Sex Mob is a band out of time: a smartly old-fashioned quartet of world-class musicians with a satchel full of charts. Sex Mob is a band of the now: post-modern waltzes mutating into dub-echoed free jazz. Sex Mob is social music: a rollicking midnight set with clatter and drinks and a band. Sex Mob is a happy contradiction: an experimental jazz outfit whose music has slid readily into the mainstream via Saturday Night Live, MTV, and National Public Radio.

Dime Grind Palace is a house of deeply lasting pleasures: underground trombone legend Roswell Rudd bellowing and blowing over sweetly surprising changes. Dime Grind Palace is a house of sudden revelry: an accessible groove-etched hootenanny of frayed squawks and squeals.

The winners of two Downbeat Critics' Polls (Best Beyond Group, Best Acoustic Group) have made what bandleader and trumpeter Steven Bernstein calls his "dream record." After four LPs focusing on the songbooks of others (including Duke Ellington and James Bond composer John Barry), the seven-year running Sex Mob has turned in an album of original material in their own unique voice, the result of an ongoing dialogue between master players (saxophonist Briggan Krauss, bassist Tony Scherr, and drummer Kenny Wollesen) and a diverse palette of inspirations ranging from the Art Ensemble of Chicago to Dixieland to Little Richard. "The album is really about the evolution of the band," Bernstein says.

I wanted to make a record for music-heads," continues Bernstein, the man who the New York Times called a "rogue historian of jazz." "I think everyone has a music-head inside of them," he says. "I wanted to turn people on the way the Charlie Haden Liberation Music Orchestra record turned me on. It was real listenable, but there was all this slightly scary stuff going on there. It's not background music. And neither is this."

If anyone could fuse lovingly academic excursions with good time party music, it's Sex Mob, who have found themselves in the weird and desirable niche as the downtown scene's late night hang of choice, a favorite of fans, musicians, and critics alike.

A good half-dozen musicians blew through the disc's raucous New York sessions last December: pianist and saxophonist Peter Apfelbaum (Hieroglyphics Ensemble, Trey Anastasio), slide guitarist David Tronzo (John Cale, Spanish Fly), mandolinist John Kruth (biographer of Roland Kirk), tubist Marcus Rojas (Henry Threadgill, Sly & Robbie), and clarinetist Doug Wieselman (Lounge Lizards), Mark Stewart (Bang On A Can All-Stars).

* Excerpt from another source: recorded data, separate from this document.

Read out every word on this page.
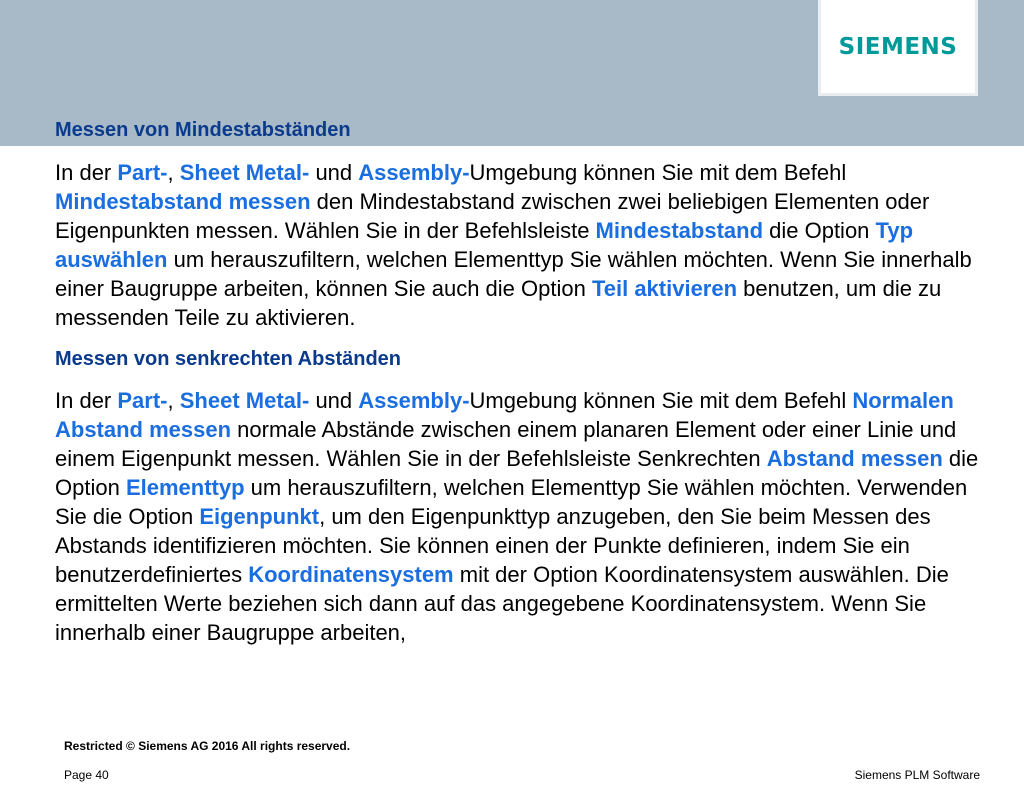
SIEMENS
Messen von Mindestabständen

In der Part-, Sheet Metal- und Assembly-Umgebung können Sie mit dem Befehl Mindestabstand messen den Mindestabstand zwischen zwei beliebigen Elementen oder Eigenpunkten messen. Wählen Sie in der Befehlsleiste Mindestabstand die Option Typ auswählen um herauszufiltern, welchen Elementtyp Sie wählen möchten. Wenn Sie innerhalb einer Baugruppe arbeiten, können Sie auch die Option Teil aktivieren benutzen, um die zu messenden Teile zu aktivieren.

Messen von senkrechten Abständen

In der Part-, Sheet Metal- und Assembly-Umgebung können Sie mit dem Befehl Normalen Abstand messen normale Abstände zwischen einem planaren Element oder einer Linie und einem Eigenpunkt messen. Wählen Sie in der Befehlsleiste Senkrechten Abstand messen die Option Elementtyp um herauszufiltern, welchen Elementtyp Sie wählen möchten. Verwenden Sie die Option Eigenpunkt, um den Eigenpunkttyp anzugeben, den Sie beim Messen des Abstands identifizieren möchten. Sie können einen der Punkte definieren, indem Sie ein benutzerdefiniertes Koordinatensystem mit der Option Koordinatensystem auswählen. Die ermittelten Werte beziehen sich dann auf das angegebene Koordinatensystem. Wenn Sie innerhalb einer Baugruppe arbeiten,

Restricted © Siemens AG 2016 All rights reserved.
Page 40	Siemens PLM Software
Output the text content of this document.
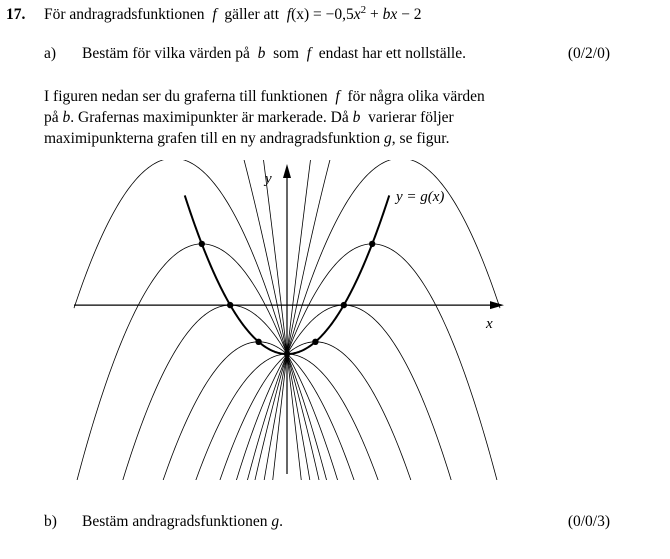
17. För andragradsfunktionen f gäller att $f(x) = -0,5x^2$ + bx − 2
a) Bestäm för vilka värden på b som f endast har ett nollställe.	(0/2/0)
I figuren nedan ser du graferna till funktionen f för några olika värden
på b. Grafernas maximipunkter är markerade. Då b varierar följer
maximipunkterna grafen till en ny andragradsfunktion g, se figur.
x
y
y = g(x)
b) Bestäm andragradsfunktionen g.	(0/0/3)
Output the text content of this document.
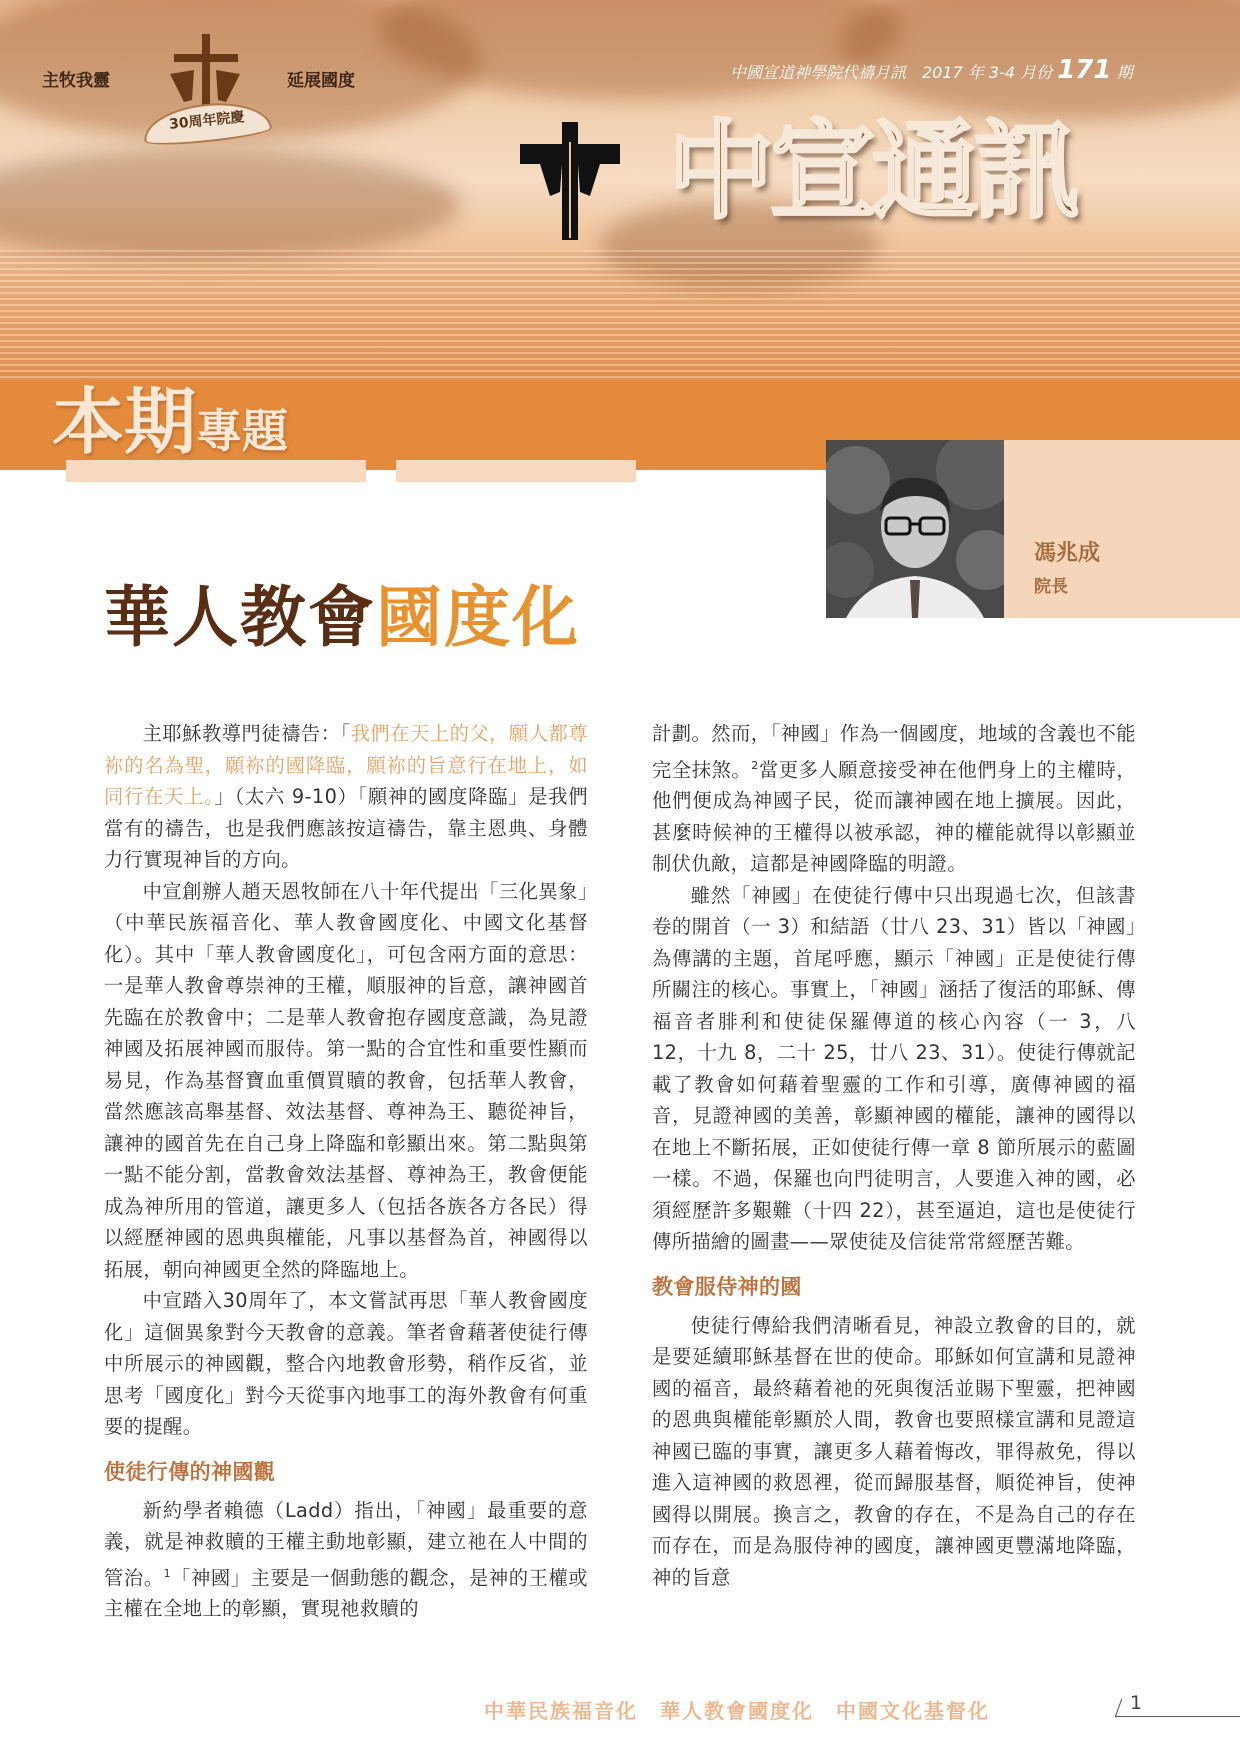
主牧我靈
30周年院慶
延展國度	中國宣道神學院代禱月訊　2017 年 3-4 月份 171 期
中宣通訊
本期專題
馮兆成
院長
華人教會國度化

主耶穌教導門徒禱告：「我們在天上的父，願人都尊祢的名為聖，願祢的國降臨，願祢的旨意行在地上，如同行在天上。」（太六 9-10）「願神的國度降臨」是我們當有的禱告，也是我們應該按這禱告，靠主恩典、身體力行實現神旨的方向。

中宣創辦人趙天恩牧師在八十年代提出「三化異象」（中華民族福音化、華人教會國度化、中國文化基督化）。其中「華人教會國度化」，可包含兩方面的意思：一是華人教會尊崇神的王權，順服神的旨意，讓神國首先臨在於教會中；二是華人教會抱存國度意識，為見證神國及拓展神國而服侍。第一點的合宜性和重要性顯而易見，作為基督寶血重價買贖的教會，包括華人教會，當然應該高舉基督、效法基督、尊神為王、聽從神旨，讓神的國首先在自己身上降臨和彰顯出來。第二點與第一點不能分割，當教會效法基督、尊神為王，教會便能成為神所用的管道，讓更多人（包括各族各方各民）得以經歷神國的恩典與權能，凡事以基督為首，神國得以拓展，朝向神國更全然的降臨地上。

中宣踏入30周年了，本文嘗試再思「華人教會國度化」這個異象對今天教會的意義。筆者會藉著使徒行傳中所展示的神國觀，整合內地教會形勢，稍作反省，並思考「國度化」對今天從事內地事工的海外教會有何重要的提醒。

使徒行傳的神國觀

新約學者賴德（Ladd）指出，「神國」最重要的意義，就是神救贖的王權主動地彰顯，建立祂在人中間的管治。$^1$「神國」主要是一個動態的觀念，是神的王權或主權在全地上的彰顯，實現祂救贖的

計劃。然而，「神國」作為一個國度，地域的含義也不能完全抹煞。$^2$當更多人願意接受神在他們身上的主權時，他們便成為神國子民，從而讓神國在地上擴展。因此，甚麼時候神的王權得以被承認，神的權能就得以彰顯並制伏仇敵，這都是神國降臨的明證。

雖然「神國」在使徒行傳中只出現過七次，但該書卷的開首（一 3）和結語（廿八 23、31）皆以「神國」為傳講的主題，首尾呼應，顯示「神國」正是使徒行傳所關注的核心。事實上，「神國」涵括了復活的耶穌、傳福音者腓利和使徒保羅傳道的核心內容（一 3，八 12，十九 8，二十 25，廿八 23、31）。使徒行傳就記載了教會如何藉着聖靈的工作和引導，廣傳神國的福音，見證神國的美善，彰顯神國的權能，讓神的國得以在地上不斷拓展，正如使徒行傳一章 8 節所展示的藍圖一樣。不過，保羅也向門徒明言，人要進入神的國，必須經歷許多艱難（十四 22），甚至逼迫，這也是使徒行傳所描繪的圖畫——眾使徒及信徒常常經歷苦難。

教會服侍神的國

使徒行傳給我們清晰看見，神設立教會的目的，就是要延續耶穌基督在世的使命。耶穌如何宣講和見證神國的福音，最終藉着祂的死與復活並賜下聖靈，把神國的恩典與權能彰顯於人間，教會也要照樣宣講和見證這神國已臨的事實，讓更多人藉着悔改，罪得赦免，得以進入這神國的救恩裡，從而歸服基督，順從神旨，使神國得以開展。換言之，教會的存在，不是為自己的存在而存在，而是為服侍神的國度，讓神國更豐滿地降臨，神的旨意

中華民族福音化　華人教會國度化　中國文化基督化	1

And then there was Rudd, whose presence brings Sex Mob full circle. A longtime hero of Bernstein's (who, not coincidentally, played on the aforementioned Charlie Haden LP), Rudd is known as the father of free jazz trombone. "Roswell was kind of the original inspiration for the band," Bernstein says, who put Sex Mob's original weekly gig together as a platform to work on his slide trumpet playing. With Rudd as a starting point, Sex Mob developed a wholly original sound. As such, Dime Grind Palace is a pure dilution of that. Image

"Dime Grind Palace is a further idea of the different things that could happen at a Sex Mob gig," Bernstein continues. "If you had come to see us at any point in time in the last year-and-a-half, something you would've heard - or, rather, felt - is on this record." And that's a lot. Across 2002, Sex Mob presented entire programs of old waltzes (including "The Blue Danube," which shows up as a hidden room in the Palace), John Barry's James Bond scores (documented on Sex Mob's last Ropeadope recording, Sex Mob Does Bond), George Harrison tunes, original songs, and nights with special guests like Rudd.

The responsibility for sonically summarizing what Bernstein calls "a year in the life of Sex Mob" fell to Bernstein and longtime producer Scott Harding (Medeski Martin and Wood, Wu-tang Clan). And though a grand time in the studio doesn't always equate to a grand time on wax, the pair seem to have discovered the necessary alchemy: a mix of live excitement and sliced, diced, and echoed studioisms. Like Miles Davis's counterpart in producer Teo Macero, Harding is able to translate Bernstein's work onto a spaciously evocative studio canvas. An underground hip-hop star in his own right, his four elegant "Translation" mixes spread across Dime Grind Palace put Harding's architextural prowess at center-stage, just as much as a player as the instrumentalists.